И было мне видение. Явился ко мне в избу муж светлолепен, весь бел, и ризы на нем белы, и говорит: «Иди на Суну-реку, на Виданьской остров. Там в пустыни живет соловецкий старец Епифаний, он тебе и сделает крест». И вот я бревно посушил, обрусил и привез к тебе в пустынь. Сотвори милость со мною, Христа ради, и любовь духовную! К тебе я послан Богом!
Да, может, ты ошибся, часом? – говорю. – Может, близ тебя другие грамотные люди есть и к ним ты послан. «Есть, – отвечает, – в шести верстах погост, и тамо живут поп да дьяк, но не к ним направлен я, но к тебе в пустыню ехал сорок верст».
Ну, делать нечего: взял у крестьянина хлеб да четверик ржи, а денег не принял. Препоясался монашьим поясом, взял в руки топор и делал крест два дня. И титлу вырезал на кресте и покрыл его крышею, и расписал кровлю. И разобрав его, положил на дровни и с миром отпустил боголюбца.
Потом сказывал Афанасий: де, как поставил крест на острову, и в ту же зиму зверя много взял в угон и на привадах и птицы стреляной и давленой в сильях…
Нет-нет… Спаситель наш всегда обнадежит светлообразных, почестных и боголюбивых, не кинет в печали и горести, но протянет спасительную десницу. О, Миленькой, явися! Невмочно уже!.. Заждалися!
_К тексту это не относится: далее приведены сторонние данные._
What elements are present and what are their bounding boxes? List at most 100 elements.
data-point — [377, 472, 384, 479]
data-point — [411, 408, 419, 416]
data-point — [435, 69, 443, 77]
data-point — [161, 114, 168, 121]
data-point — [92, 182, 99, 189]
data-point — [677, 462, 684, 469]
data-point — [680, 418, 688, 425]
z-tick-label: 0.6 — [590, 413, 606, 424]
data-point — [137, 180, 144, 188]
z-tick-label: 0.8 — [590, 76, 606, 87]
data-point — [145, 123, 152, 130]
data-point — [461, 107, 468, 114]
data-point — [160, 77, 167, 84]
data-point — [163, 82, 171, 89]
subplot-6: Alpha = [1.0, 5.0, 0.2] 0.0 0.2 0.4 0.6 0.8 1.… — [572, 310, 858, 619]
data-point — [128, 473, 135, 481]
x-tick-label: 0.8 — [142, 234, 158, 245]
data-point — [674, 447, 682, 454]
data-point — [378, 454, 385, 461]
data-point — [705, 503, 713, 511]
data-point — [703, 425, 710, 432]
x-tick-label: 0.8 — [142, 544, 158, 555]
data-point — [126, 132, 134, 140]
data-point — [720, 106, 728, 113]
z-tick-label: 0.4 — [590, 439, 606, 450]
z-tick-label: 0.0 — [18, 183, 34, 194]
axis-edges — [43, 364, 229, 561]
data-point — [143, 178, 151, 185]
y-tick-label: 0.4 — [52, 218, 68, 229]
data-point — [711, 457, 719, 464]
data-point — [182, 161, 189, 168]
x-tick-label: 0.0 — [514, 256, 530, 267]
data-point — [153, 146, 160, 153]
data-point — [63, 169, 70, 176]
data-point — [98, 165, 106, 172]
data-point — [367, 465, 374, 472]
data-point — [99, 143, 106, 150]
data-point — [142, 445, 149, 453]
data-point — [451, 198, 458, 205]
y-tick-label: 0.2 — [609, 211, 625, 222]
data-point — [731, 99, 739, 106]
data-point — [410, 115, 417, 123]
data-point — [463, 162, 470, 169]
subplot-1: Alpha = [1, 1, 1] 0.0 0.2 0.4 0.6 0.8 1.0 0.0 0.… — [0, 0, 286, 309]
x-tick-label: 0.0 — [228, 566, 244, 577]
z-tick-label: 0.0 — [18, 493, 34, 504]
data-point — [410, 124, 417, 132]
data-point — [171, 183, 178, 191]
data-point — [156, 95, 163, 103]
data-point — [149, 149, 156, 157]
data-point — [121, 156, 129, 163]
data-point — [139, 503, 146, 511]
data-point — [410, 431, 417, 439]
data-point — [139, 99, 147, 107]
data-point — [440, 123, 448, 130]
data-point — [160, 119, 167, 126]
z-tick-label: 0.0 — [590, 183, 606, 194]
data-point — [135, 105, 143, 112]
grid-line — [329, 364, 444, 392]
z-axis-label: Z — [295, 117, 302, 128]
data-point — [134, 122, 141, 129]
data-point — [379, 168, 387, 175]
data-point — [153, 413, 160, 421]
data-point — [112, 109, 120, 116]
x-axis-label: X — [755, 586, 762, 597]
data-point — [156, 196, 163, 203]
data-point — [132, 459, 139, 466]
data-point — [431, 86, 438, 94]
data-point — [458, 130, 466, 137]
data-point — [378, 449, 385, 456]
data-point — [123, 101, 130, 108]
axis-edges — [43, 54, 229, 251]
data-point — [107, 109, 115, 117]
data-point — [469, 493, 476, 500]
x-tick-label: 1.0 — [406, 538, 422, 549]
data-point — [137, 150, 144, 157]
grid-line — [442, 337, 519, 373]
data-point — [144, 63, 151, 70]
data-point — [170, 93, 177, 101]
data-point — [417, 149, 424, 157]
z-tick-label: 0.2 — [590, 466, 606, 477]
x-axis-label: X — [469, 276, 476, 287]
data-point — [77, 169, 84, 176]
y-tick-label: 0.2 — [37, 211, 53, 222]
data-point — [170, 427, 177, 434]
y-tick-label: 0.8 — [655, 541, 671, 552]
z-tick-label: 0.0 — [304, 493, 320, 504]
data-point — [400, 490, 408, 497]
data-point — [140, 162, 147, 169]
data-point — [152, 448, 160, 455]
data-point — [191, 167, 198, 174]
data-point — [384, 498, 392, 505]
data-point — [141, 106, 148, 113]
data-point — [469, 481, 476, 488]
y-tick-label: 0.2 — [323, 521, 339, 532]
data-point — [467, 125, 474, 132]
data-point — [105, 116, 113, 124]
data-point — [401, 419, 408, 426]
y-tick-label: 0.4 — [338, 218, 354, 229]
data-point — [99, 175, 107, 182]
Но вместо Афанасия Данилова привел Господь в пустынь старца Варлама, и тот принес весть, де, друг наш и брат, отец Ефросин преставился и ныне дивные чудеса творит. А Епифаний больше году укрывался у того Ефросина от никонианской ереси. И решил монах отправиться в путь, на могилке праведника поплакать. С неделю ходил на погост, а вернувшись, нашел свою келью как головню стоящую. И не доходя до пустыньки, пал Епифаний на колени и горько возроптал, уливаясь слезами: «О Пресвятая Госпожа, Владычица и Богородица! Почто презрела бедное мое моление и прошение отринула, и приказу моего не послушала, келеицы моей и своей не сохранила, и образа своего не пощадила? Где мне ныне, бедному и грешному, работать и воздать славу Христу? Где мне милости просити у Христа и бремя греховное отрясати, что от юности моей накопилось? Где безмолвию быти? Где рукоделию быти, я от того питаюся?» И, унявши рыдания, поднялся горестный с колен, подступил к келии. А был возле лес приготовлен для сенишек, так весь пригорел, и клеть с кровлею истлела наруже, и возле пустыньки огонь дотла все полизал. И ступил Епифаний в обгорелую монашью хижину свою; и о чудо неизреченное! В келии чисто, свежо и бело, все убережено, и огонь в келию не смел войти. И печаль монаха обратилась в радость. И, воздавая благодарение Христу, пал Епифаний пред образом на землю лицом и стал молиться.